Why This Rule Exists

Hedging undermines the integrity of our evaluation process. It conceals a trader’s actual ability, distorts the risk profile we use to identify skilled traders, and threatens the long-term sustainability of the program for everyone who participates in good faith. By prohibiting hedging, we protect both the fairness of our platform and the traders who rely on it.

Common Questions

Can I trade two different products in opposite directions?

No. Holding opposite positions on different products is not permitted, whether the positions are placed in a single account or split across separate accounts. This applies in particular to correlated instruments, where the offsetting exposure functions as a hedge. For example, going long GC in one account while shorting SI in another is not permitted, as gold and silver tend to move closely together. Correlation applies broadly across product families such as equity indices, metals, and energies.

What if one position is a Mini and the other is a Micro of the same product?

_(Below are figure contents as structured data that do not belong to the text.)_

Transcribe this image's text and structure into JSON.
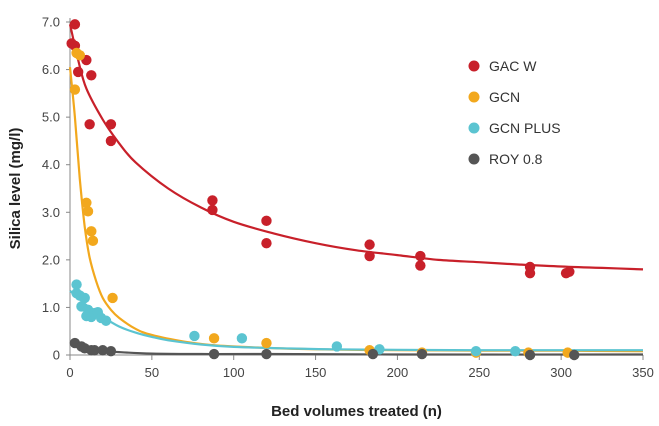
{
  "chart_data": {
    "type": "scatter",
    "xlabel": "Bed volumes treated (n)",
    "ylabel": "Silica level (mg/l)",
    "xlim": [
      0,
      350
    ],
    "ylim": [
      0,
      7.0
    ],
    "x_ticks": [
      "0",
      "50",
      "100",
      "150",
      "200",
      "250",
      "300",
      "350"
    ],
    "y_ticks": [
      "0",
      "1.0",
      "2.0",
      "3.0",
      "4.0",
      "5.0",
      "6.0",
      "7.0"
    ],
    "grid": false,
    "legend_position": "top-right",
    "series": [
      {
        "name": "GAC W",
        "color": "#c8202a",
        "points": [
          [
            3,
            6.95
          ],
          [
            1,
            6.55
          ],
          [
            3,
            6.5
          ],
          [
            5,
            5.95
          ],
          [
            10,
            6.2
          ],
          [
            13,
            5.88
          ],
          [
            12,
            4.85
          ],
          [
            25,
            4.85
          ],
          [
            25,
            4.5
          ],
          [
            87,
            3.25
          ],
          [
            87,
            3.05
          ],
          [
            120,
            2.82
          ],
          [
            120,
            2.35
          ],
          [
            183,
            2.32
          ],
          [
            183,
            2.08
          ],
          [
            214,
            2.08
          ],
          [
            214,
            1.88
          ],
          [
            281,
            1.85
          ],
          [
            281,
            1.72
          ],
          [
            303,
            1.72
          ],
          [
            305,
            1.75
          ]
        ],
        "fit": [
          [
            0,
            6.95
          ],
          [
            5,
            6.2
          ],
          [
            10,
            5.6
          ],
          [
            20,
            4.95
          ],
          [
            30,
            4.45
          ],
          [
            40,
            4.05
          ],
          [
            60,
            3.5
          ],
          [
            80,
            3.1
          ],
          [
            100,
            2.8
          ],
          [
            125,
            2.55
          ],
          [
            150,
            2.35
          ],
          [
            175,
            2.2
          ],
          [
            200,
            2.1
          ],
          [
            225,
            2.0
          ],
          [
            250,
            1.95
          ],
          [
            275,
            1.9
          ],
          [
            300,
            1.86
          ],
          [
            325,
            1.83
          ],
          [
            350,
            1.8
          ]
        ]
      },
      {
        "name": "GCN",
        "color": "#f2a81d",
        "points": [
          [
            4,
            6.35
          ],
          [
            6,
            6.3
          ],
          [
            3,
            5.58
          ],
          [
            10,
            3.2
          ],
          [
            11,
            3.02
          ],
          [
            13,
            2.6
          ],
          [
            14,
            2.4
          ],
          [
            26,
            1.2
          ],
          [
            88,
            0.35
          ],
          [
            120,
            0.25
          ],
          [
            183,
            0.1
          ],
          [
            215,
            0.05
          ],
          [
            248,
            0.05
          ],
          [
            280,
            0.05
          ],
          [
            304,
            0.05
          ]
        ],
        "fit": [
          [
            0,
            6.05
          ],
          [
            3,
            5.0
          ],
          [
            6,
            3.7
          ],
          [
            9,
            2.7
          ],
          [
            12,
            2.05
          ],
          [
            16,
            1.55
          ],
          [
            20,
            1.2
          ],
          [
            25,
            0.95
          ],
          [
            30,
            0.78
          ],
          [
            40,
            0.55
          ],
          [
            50,
            0.42
          ],
          [
            70,
            0.28
          ],
          [
            90,
            0.2
          ],
          [
            120,
            0.15
          ],
          [
            150,
            0.12
          ],
          [
            200,
            0.1
          ],
          [
            250,
            0.09
          ],
          [
            300,
            0.09
          ],
          [
            350,
            0.08
          ]
        ]
      },
      {
        "name": "GCN PLUS",
        "color": "#5bc4d1",
        "points": [
          [
            4,
            1.48
          ],
          [
            4,
            1.3
          ],
          [
            6,
            1.25
          ],
          [
            9,
            1.2
          ],
          [
            7,
            1.02
          ],
          [
            11,
            0.95
          ],
          [
            10,
            0.82
          ],
          [
            13,
            0.8
          ],
          [
            15,
            0.88
          ],
          [
            17,
            0.9
          ],
          [
            19,
            0.78
          ],
          [
            22,
            0.72
          ],
          [
            76,
            0.4
          ],
          [
            105,
            0.35
          ],
          [
            163,
            0.18
          ],
          [
            189,
            0.12
          ],
          [
            248,
            0.08
          ],
          [
            272,
            0.08
          ]
        ],
        "fit": [
          [
            0,
            1.35
          ],
          [
            5,
            1.2
          ],
          [
            10,
            1.05
          ],
          [
            15,
            0.92
          ],
          [
            20,
            0.8
          ],
          [
            30,
            0.6
          ],
          [
            40,
            0.47
          ],
          [
            50,
            0.38
          ],
          [
            60,
            0.31
          ],
          [
            80,
            0.22
          ],
          [
            100,
            0.17
          ],
          [
            130,
            0.14
          ],
          [
            160,
            0.12
          ],
          [
            200,
            0.11
          ],
          [
            250,
            0.1
          ],
          [
            300,
            0.1
          ],
          [
            350,
            0.1
          ]
        ]
      },
      {
        "name": "ROY 0.8",
        "color": "#555555",
        "points": [
          [
            3,
            0.25
          ],
          [
            7,
            0.18
          ],
          [
            9,
            0.14
          ],
          [
            13,
            0.1
          ],
          [
            15,
            0.1
          ],
          [
            20,
            0.1
          ],
          [
            25,
            0.08
          ],
          [
            88,
            0.02
          ],
          [
            120,
            0.02
          ],
          [
            185,
            0.02
          ],
          [
            215,
            0.02
          ],
          [
            281,
            0.0
          ],
          [
            308,
            0.0
          ]
        ],
        "fit": [
          [
            0,
            0.28
          ],
          [
            10,
            0.16
          ],
          [
            20,
            0.09
          ],
          [
            30,
            0.06
          ],
          [
            50,
            0.03
          ],
          [
            80,
            0.02
          ],
          [
            120,
            0.02
          ],
          [
            200,
            0.01
          ],
          [
            350,
            0.01
          ]
        ]
      }
    ]
  }
}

No. Holding a long and a short on the Mini and Micro versions of the same product at the same time is not permitted, whether the positions are placed in a single account or split across separate accounts. The Mini and the Micro track the same underlying market, so offsetting them is treated as hedging in either case.

Can I be long and short the same contract at the same time?

No. Holding a long and a short on the same contract at the same time is strictly prohibited, whether the positions are placed in one account or split across multiple accounts.